I have a dataset which has account IDs (acct_id) and Account Names (acct_name). I have a pattern to figure out if the account exactly belongs to a customer. There are suffixes like JR or SR or I or V or MD which I don't need to take it to account for account name. I made up the data that almost matches my original data.
For example:
MICHAEL D KUELKAR JR Account Name has account id of KUELK2M6D.
The account ID is calculated like below
first 5 letters of last name (KUELK)+how many more letters are left in the last name (2 more letters, AR in this case)+
first letter of the first name(M as in Michael)+how many letters are left after the first letter of the first name (ICHAEL, 6 Letters)+first letter of middle name (D in this case)
If there are any last name are lower than 5 bytes (length less than 5), there will be periods (like .). Since the length of the last name is less than 5 letter, there will not be any letters left so we have 0 after the last name and periods.
If the middle name is missing then you would have . as well.
Like acct_name (PING-PONG LI/2121/) acct_id is LI...0P3P
I need to find the mismatch acct_name and acct_id.
Here is the code I tried, Please suggest me how to go forward from here. Thanks in advance.
PROC SQL;
create table WORK.HAVE ( bufsize=65536 )
(
acct_id char(27),
acct_name char(240)
);
QUIT;
PROC SQL;
INSERT INTO have
VALUES ("KING.0R6K","RICHARD K KING JR/1111/")
VALUES ("KO...0C4.","CAMEY JOE/2282/")
VALUES ("KUELK2M6D","MICHAEL D KUELKAR JR/1110/")
VALUES ("FUSS.0J4.","JACOB JOHN FUSS VI/8889/")
VALUES ("LI...0P3P", "PING-PONG LI/2121/")
VALUES ("LO...0T6Z","TSARA YEU ZEE LO/6666/")
VALUES ("LOYD.0W5.","WESLEY BRUCE LOYD SR/1181/")
VALUES ("LUCER7M4.","MARIA K LUCERA SR/3333/")
VALUES ("BUCKE2W0K","WK BUCKETT JR/1151/")
VALUES ("LUM..0R5H","ROBERTS H S/1141/")
VALUES ("M....0V4.","VUING DO/5595/")
VALUES ("MILLS0S4C","STEVE MILLS IV/9898/")
VALUES ("SUTTE1D3.","DARK N SUTTER M D/3331/")
VALUES ("ATKIN1R5D","ROBERT ATKINS SR/5656/")
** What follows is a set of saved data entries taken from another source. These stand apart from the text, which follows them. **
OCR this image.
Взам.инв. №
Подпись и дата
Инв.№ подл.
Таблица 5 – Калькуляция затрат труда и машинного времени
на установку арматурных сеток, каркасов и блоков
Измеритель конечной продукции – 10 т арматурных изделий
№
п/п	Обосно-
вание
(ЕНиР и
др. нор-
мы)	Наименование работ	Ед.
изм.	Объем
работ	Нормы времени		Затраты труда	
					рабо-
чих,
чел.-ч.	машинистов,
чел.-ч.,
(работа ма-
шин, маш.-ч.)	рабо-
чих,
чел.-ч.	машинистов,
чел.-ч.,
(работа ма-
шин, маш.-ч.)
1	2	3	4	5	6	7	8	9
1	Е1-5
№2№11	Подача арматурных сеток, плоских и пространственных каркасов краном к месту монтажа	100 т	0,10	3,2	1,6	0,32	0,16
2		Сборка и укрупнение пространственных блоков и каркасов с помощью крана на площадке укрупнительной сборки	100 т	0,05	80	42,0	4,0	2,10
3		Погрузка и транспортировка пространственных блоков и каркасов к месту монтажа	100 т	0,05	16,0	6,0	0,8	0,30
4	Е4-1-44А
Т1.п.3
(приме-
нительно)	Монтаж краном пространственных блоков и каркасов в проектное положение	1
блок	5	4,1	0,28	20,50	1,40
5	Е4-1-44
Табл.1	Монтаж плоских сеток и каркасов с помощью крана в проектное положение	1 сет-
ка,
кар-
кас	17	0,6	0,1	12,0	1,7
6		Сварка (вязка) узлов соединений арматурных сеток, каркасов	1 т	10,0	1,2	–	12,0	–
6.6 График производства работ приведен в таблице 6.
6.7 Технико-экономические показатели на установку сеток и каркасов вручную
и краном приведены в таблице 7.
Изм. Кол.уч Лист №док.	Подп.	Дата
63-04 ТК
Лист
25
VALUES ("ATKIN1R5D","ROBERT D ATKINS SR/1212/")
VALUES ("ANGUI9G7.","GAMELIEL S ANGUIAND SR/1897/")
VALUES ("ARNIT1J5M","JESSIE M ARNITT JR/4564/")
VALUES ("DAXTE1F4L","FRANK LEVIS DAXTER V/6781/")
VALUES ("BEASO1R2S","RON SHARE BEASON II/9872/")
VALUES ("CASTI6A8Z","ALEXA Z CASTILLEMOS SR/9861/")
VALUES ("CESTR1G6C","GERARDI CAMACHO-CESTRO IV/5671/")
VALUES ("BROWN0J5.","JACKIE BROWN M D/5671/")
VALUES ("CRAPS2D5J","CRAPSEN DIANIA JOE/0981/")
VALUES ("DEBAR6M4H","MERCY H DEE/0001/")
VALUES ("DEDIO1F4R","FELEX V DEDIOS JR/0001/")
VALUES ("KRIEK6S3T","SEAN THOMAS KREIKEMAIAR/0001/")
VALUES ("CASTR1G6C","GERARDI CAMACHI-CASTRO IV/0001/")
;
QUIT;
DATA HAVE;
SET HAVE;
NEW_VAR=SCAN(acct_name,1,'/');
RUN;
data want ;
set have;
do i=1 to countw(new_var,' ');
var1=scan(new_var,i,' ');
output;
end;
drop i new_var ;
run;
proc sql;
create table want1 as
select *
from want
where acct_id not in
(select distinct acct_id
from want
where strip(compress(substr(acct_id,1,5),,'p')) in (select var1 from want) )
;
quit;
Thanks
Thank you for providing usable data, even if it seems imperfect.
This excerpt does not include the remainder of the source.